The conference was held to commemorate the 20th anniversary of the International Year of the Family under the theme “Empowering Families: A Pathway to Development”.
The participants, including representatives of civil society, academia, policy-makers and individuals, have highlighted 10 ways in which governments can help families make a significant contribution to development:
* Develop comprehensive and coherent policies, integrate a cross-sectorial approach to support family stability and establish/strengthen a national mechanism to develop family-oriented policies and programmes and allocate adequate human and financial resources to implement, monitor and evaluate them.
* Promote gender equality and the empowerment of women, reform discriminatory laws and policies, particularly family laws, and enact legislations to end child marriage and violence against women.
* Recognise the contribution and responsibility of men to families, develop policies to address the impact of the absence of males/fathers on family wellbeing and promote active fatherhood.

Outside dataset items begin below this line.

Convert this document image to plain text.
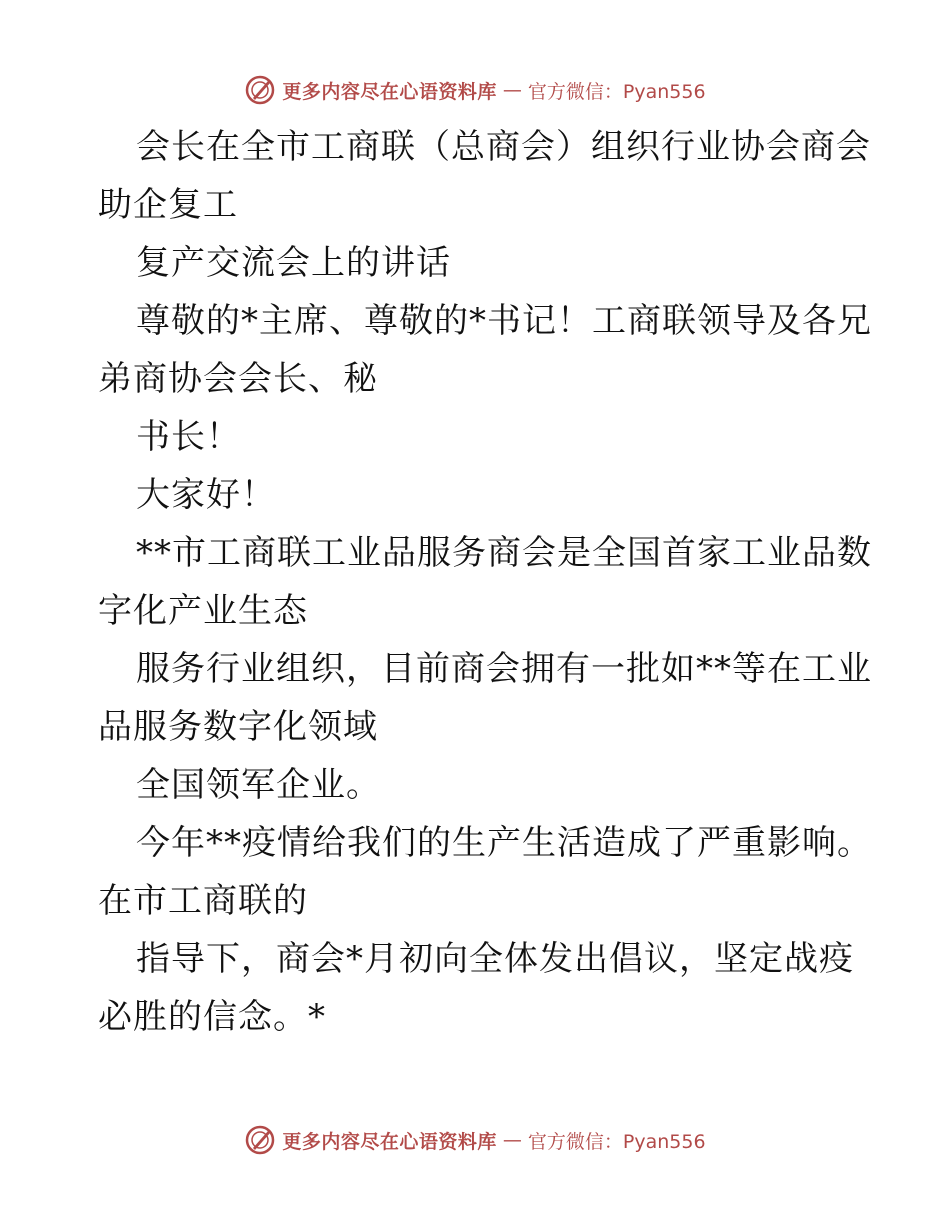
更多内容尽在心语资料库 — 官方微信：Pyan556
会长在全市工商联（总商会）组织行业协会商会
助企复工
复产交流会上的讲话
尊敬的*主席、尊敬的*书记！工商联领导及各兄
弟商协会会长、秘
书长！
大家好！
**市工商联工业品服务商会是全国首家工业品数
字化产业生态
服务行业组织，目前商会拥有一批如**等在工业
品服务数字化领域
全国领军企业。
今年**疫情给我们的生产生活造成了严重影响。
在市工商联的
指导下，商会*月初向全体发出倡议，坚定战疫
必胜的信念。*
更多内容尽在心语资料库 — 官方微信：Pyan556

* Focus poverty alleviation strategies on the family as a unit and acknowledge that family breakdown can be both a root cause and an effect of poverty and its prevention is a priority.
* Adopt policies to ensure work-family balance, so that the responsibilities of parenting and maintaining families do not fall primarily on women and collaborate with the private sector to protect and support workers with family responsibilities.
* Value important contributions of all generations within the family, design and implement policies to strengthen intergenerational solidarity and partnerships and promote healthy intra-family relations.
* Ensure the systematic collection of data and statistics on family wellbeing and collaborate on good practice exchange at the national, regional and international levels.
* Develop and implement family-focused policies and interventions to strengthen and support families in vulnerable situations (such as conflict, natural disasters and health epidemics including HIV/Aids and malaria).
* Create an enabling environment for a meaningful contribution of civil society organisations in the design, implementation and monitoring of family policies and programmes and remove barriers to the establishment, work and funding of non-
governmental organisations.
* Acknowledge that families are at the centre of sustainable development and ensure that families are an integral part of the post-2015 development agenda.
DIFI is a member of Qatar Foundation for Education, Science and Community Development.